Semiconductor die are normally formed in large quantities on wafers of semiconductor material, for example, silicon. After die are singulated from the wafers, they may be individually packaged in plastic or ceramic packages, for example. A lead frame may support the die for wire bonding and packaging and provide the lead system for the completed package. In general, electrical circuitry formed on the die is coupled to bond pads on the die to facilitate interconnection of the electrical circuitry with the outside world. During the wire bonding and packaging process, each bond pad is electrically connected by way of wire leads to the lead frame. The electrical connection includes a wire bond formed on the bond pad, a wire lead and a wire bond formed on the lead frame. An encapsulating material protects and insulates the die, and the die is mounted in a package having external pins for interconnecting the electrical circuitry on the die, via the wire bonds, to the outside world.
A packaging tool places the die on the package for attachment thereto. The package typically includes reference marks, commonly referred to as fiducial marks, for use by the packaging tool. Following the placement of the die, a placement measurement tool determines, on a sampling basis, the accuracy of the placement by measuring the rectangular offsets between the actual center of the mounted die and expected center point (i.e., with perfect alignment) and an angular offset resulting from rotation of the die with respect to the package. The placement measurement tool thus outputs an x-offset, h, a y-offset, k, and an angular offset, θ, as illustrated in FIG. 1, where the actual die 100 is illustrated using solid lines, and the ideal die placement 110 is illustrated using phantom lines. The degree of misalignment is exaggerated for illustrative purposes.

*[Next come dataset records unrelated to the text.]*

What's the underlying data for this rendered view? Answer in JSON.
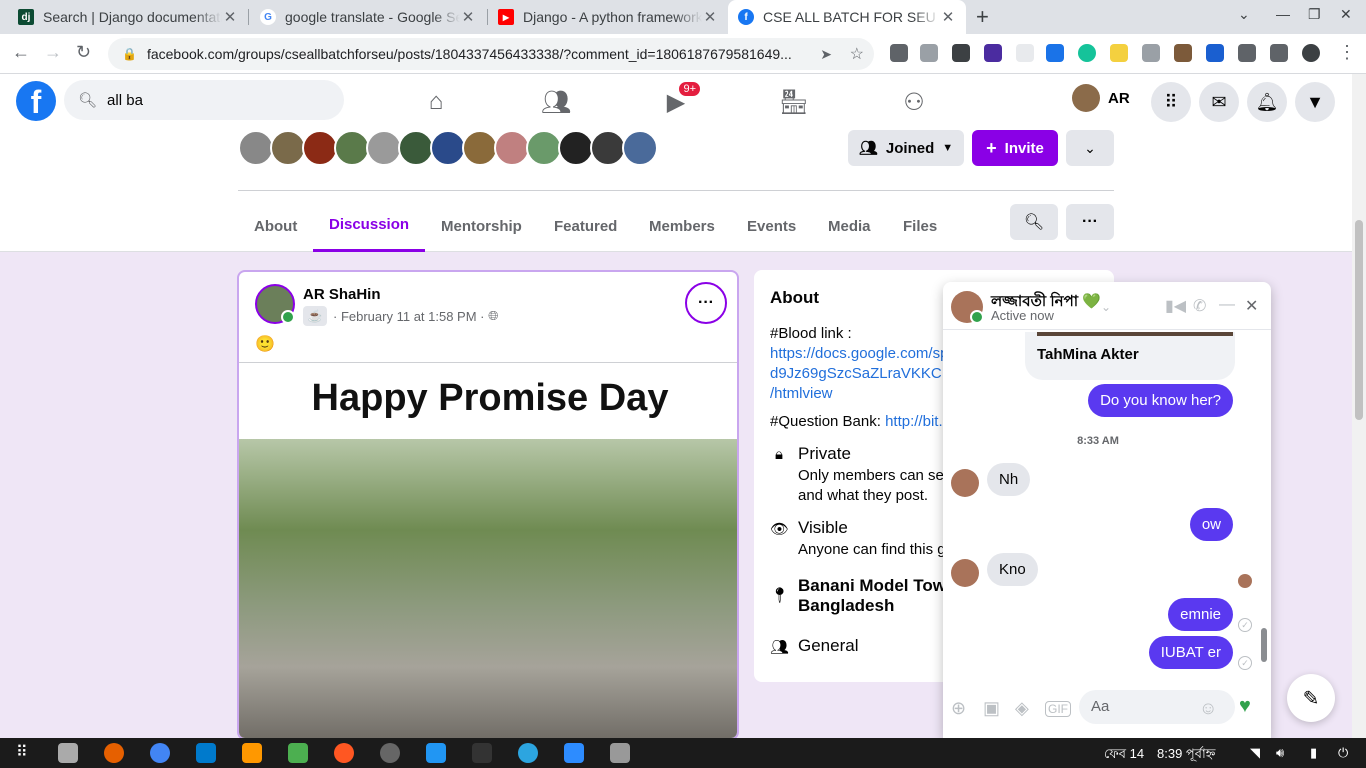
{
  "browser": {
    "tabs": [
      {
        "title": "Search | Django documentation",
        "favicon": "dj"
      },
      {
        "title": "google translate - Google Search",
        "favicon": "G"
      },
      {
        "title": "Django - A python framework",
        "favicon": "▶"
      },
      {
        "title": "CSE ALL BATCH FOR SEU | Facebook",
        "favicon": "f"
      }
    ],
    "url": "facebook.com/groups/cseallbatchforseu/posts/1804337456433338/?comment_id=1806187679581649..."
  },
  "fb": {
    "search_value": "all ba",
    "watch_badge": "9+",
    "profile_name": "AR"
  },
  "group": {
    "joined_label": "Joined",
    "invite_label": "Invite",
    "tabs": [
      "About",
      "Discussion",
      "Mentorship",
      "Featured",
      "Members",
      "Events",
      "Media",
      "Files"
    ]
  },
  "post": {
    "author": "AR ShaHin",
    "date": "February 11 at 1:58 PM",
    "text": "🙂",
    "image_caption": "Happy Promise Day"
  },
  "about": {
    "title": "About",
    "blood_label": "#Blood link :",
    "blood_link_1": "https://docs.google.com/sp",
    "blood_link_2": "d9Jz69gSzcSaZLraVKKC",
    "blood_link_3": "/htmlview",
    "qbank_label": "#Question Bank:",
    "qbank_link": "http://bit.",
    "private_title": "Private",
    "private_desc_1": "Only members can se",
    "private_desc_2": "and what they post.",
    "visible_title": "Visible",
    "visible_desc": "Anyone can find this g",
    "location_1": "Banani Model Tow",
    "location_2": "Bangladesh",
    "general": "General"
  },
  "chat": {
    "name": "লজ্জাবতী নিপা 💚",
    "status": "Active now",
    "shared_name": "TahMina Akter",
    "msg1": "Do you know her?",
    "time": "8:33 AM",
    "msg2": "Nh",
    "msg3": "ow",
    "msg4": "Kno",
    "msg5": "emnie",
    "msg6": "IUBAT er",
    "input_placeholder": "Aa"
  },
  "taskbar": {
    "date": "ফেব 14",
    "time": "8:39 পূর্বাহ্ন"
  }
}
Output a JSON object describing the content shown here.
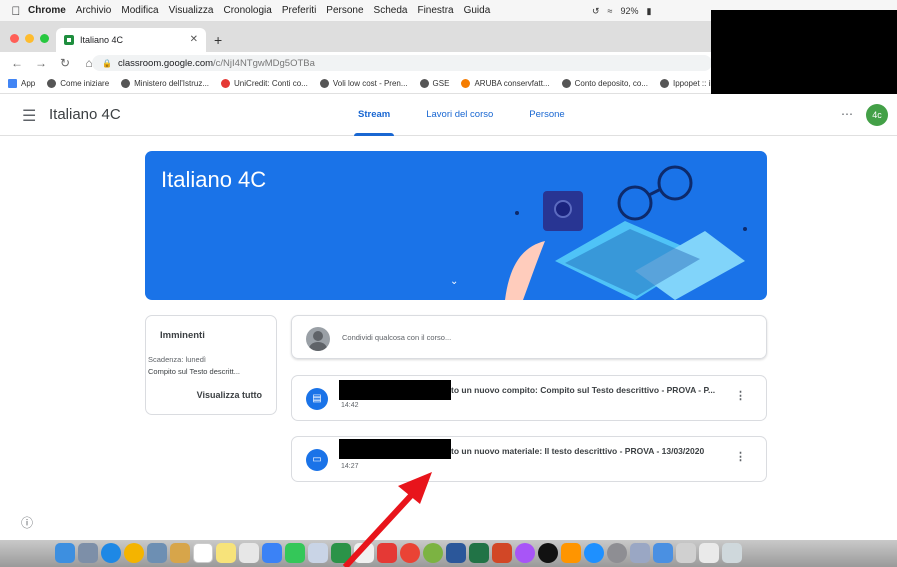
{
  "menubar": {
    "app": "Chrome",
    "items": [
      "Archivio",
      "Modifica",
      "Visualizza",
      "Cronologia",
      "Preferiti",
      "Persone",
      "Scheda",
      "Finestra",
      "Guida"
    ],
    "battery": "92%"
  },
  "browser": {
    "tab_title": "Italiano 4C",
    "url_host": "classroom.google.com",
    "url_path": "/c/NjI4NTgwMDg5OTBa",
    "bookmarks": [
      "App",
      "Come iniziare",
      "Ministero dell'Istruz...",
      "UniCredit: Conti co...",
      "Voli low cost - Pren...",
      "GSE",
      "ARUBA conservfatt...",
      "Conto deposito, co...",
      "Ippopet :: il nego"
    ]
  },
  "classroom": {
    "course_name": "Italiano 4C",
    "tabs": [
      "Stream",
      "Lavori del corso",
      "Persone"
    ],
    "avatar_text": "4c",
    "banner_title": "Italiano 4C",
    "upcoming": {
      "title": "Imminenti",
      "due": "Scadenza: lunedì",
      "item": "Compito sul Testo descritt...",
      "view_all": "Visualizza tutto"
    },
    "share_placeholder": "Condividi qualcosa con il corso...",
    "posts": [
      {
        "text": "to un nuovo compito: Compito sul Testo descrittivo - PROVA - P...",
        "time": "14:42",
        "icon": "assignment-icon"
      },
      {
        "text": "to un nuovo materiale: Il testo descrittivo - PROVA - 13/03/2020",
        "time": "14:27",
        "icon": "material-icon"
      }
    ]
  },
  "colors": {
    "accent": "#1a73e8",
    "avatar": "#43a047",
    "arrow": "#e8141b"
  }
}
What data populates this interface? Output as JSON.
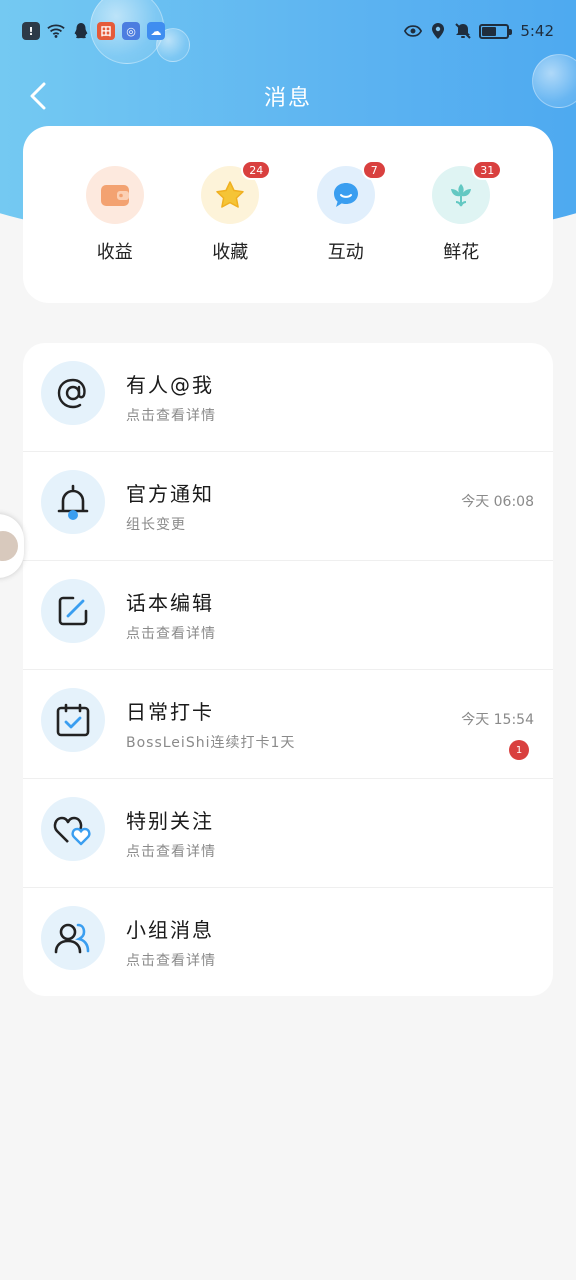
{
  "status_bar": {
    "time": "5:42",
    "left_icons": [
      "alert-icon",
      "wifi-icon",
      "qq-icon",
      "app-icon-orange",
      "app-icon-blue",
      "cloud-icon"
    ],
    "right_icons": [
      "eye-icon",
      "location-icon",
      "mute-icon",
      "battery-icon"
    ]
  },
  "header": {
    "title": "消息"
  },
  "quick": [
    {
      "label": "收益",
      "icon": "wallet-icon",
      "color": "#f3a271",
      "bg": "#fde9de",
      "badge": ""
    },
    {
      "label": "收藏",
      "icon": "star-icon",
      "color": "#f5c436",
      "bg": "#fdf3d9",
      "badge": "24"
    },
    {
      "label": "互动",
      "icon": "chat-bubble-icon",
      "color": "#3a9ef0",
      "bg": "#e1effc",
      "badge": "7"
    },
    {
      "label": "鲜花",
      "icon": "flower-icon",
      "color": "#63c8c2",
      "bg": "#dff4f3",
      "badge": "31"
    }
  ],
  "messages": [
    {
      "title": "有人@我",
      "subtitle": "点击查看详情",
      "time": "",
      "unread": "",
      "icon": "at-icon"
    },
    {
      "title": "官方通知",
      "subtitle": "组长变更",
      "time": "今天 06:08",
      "unread": "",
      "icon": "bell-icon"
    },
    {
      "title": "话本编辑",
      "subtitle": "点击查看详情",
      "time": "",
      "unread": "",
      "icon": "edit-icon"
    },
    {
      "title": "日常打卡",
      "subtitle": "BossLeiShi连续打卡1天",
      "time": "今天 15:54",
      "unread": "1",
      "icon": "calendar-check-icon"
    },
    {
      "title": "特别关注",
      "subtitle": "点击查看详情",
      "time": "",
      "unread": "",
      "icon": "hearts-icon"
    },
    {
      "title": "小组消息",
      "subtitle": "点击查看详情",
      "time": "",
      "unread": "",
      "icon": "group-icon"
    }
  ],
  "colors": {
    "accent": "#4aa7f0",
    "badge": "#d9403f"
  }
}
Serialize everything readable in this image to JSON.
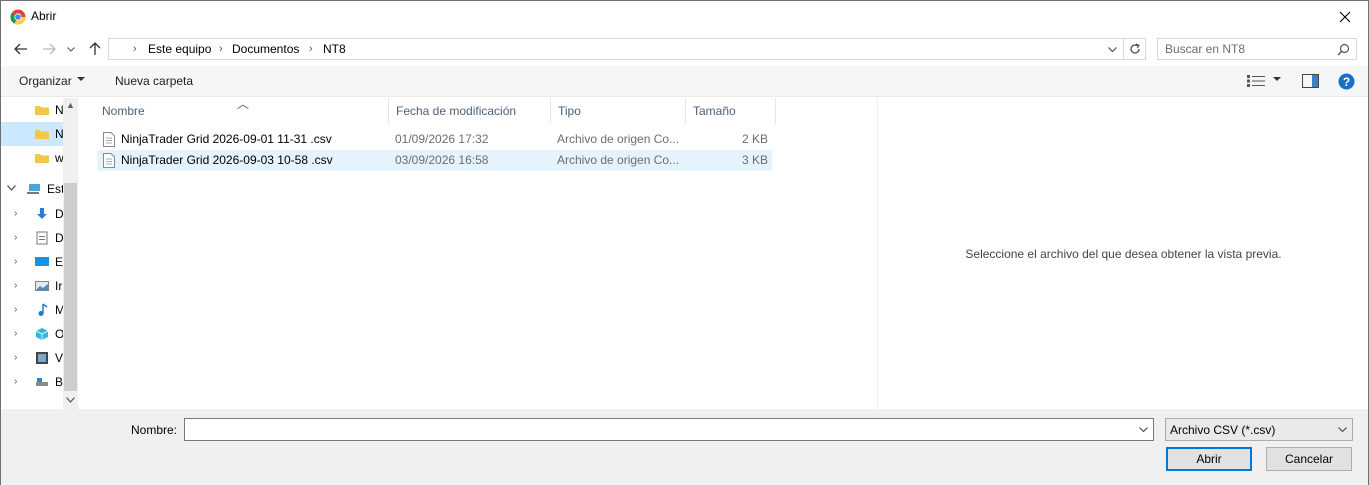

The results reported by the placement measurement tool are typically trended using statistical process control (SPC) techniques, such as control charts. Each type of device manufactured in a facility may have a different size. Hence, the actual displacement of the corners of the device, where misalignment between the bond pads and the lead frame is most likely to cause packaging faults, is not readily apparent given the center and rotation measurements. A typical fabrication facility processes devices of differing types on multiple fabrication lines. Due to the large number of product sizes, different packaging tools, and different placement measurement tools, the amount of die placement data generated is extremely large. Given the volume of the data and the differing size characteristics of the packaged die, it is sometimes difficult for facility operators or automatic management systems to identify performance problems with a particular placement tool by trending the offset data.
This section of this document is intended to introduce various aspects of art that may be related to various aspects of the present invention described and/or claimed below. This section provides background information to facilitate a better understanding of the various aspects of the present invention. It should be understood that the statements in this section of this document are to be read in this light, and not as admissions of prior art. The present invention is directed to overcoming, or at least reducing the effects of, one or more of the problems set forth above.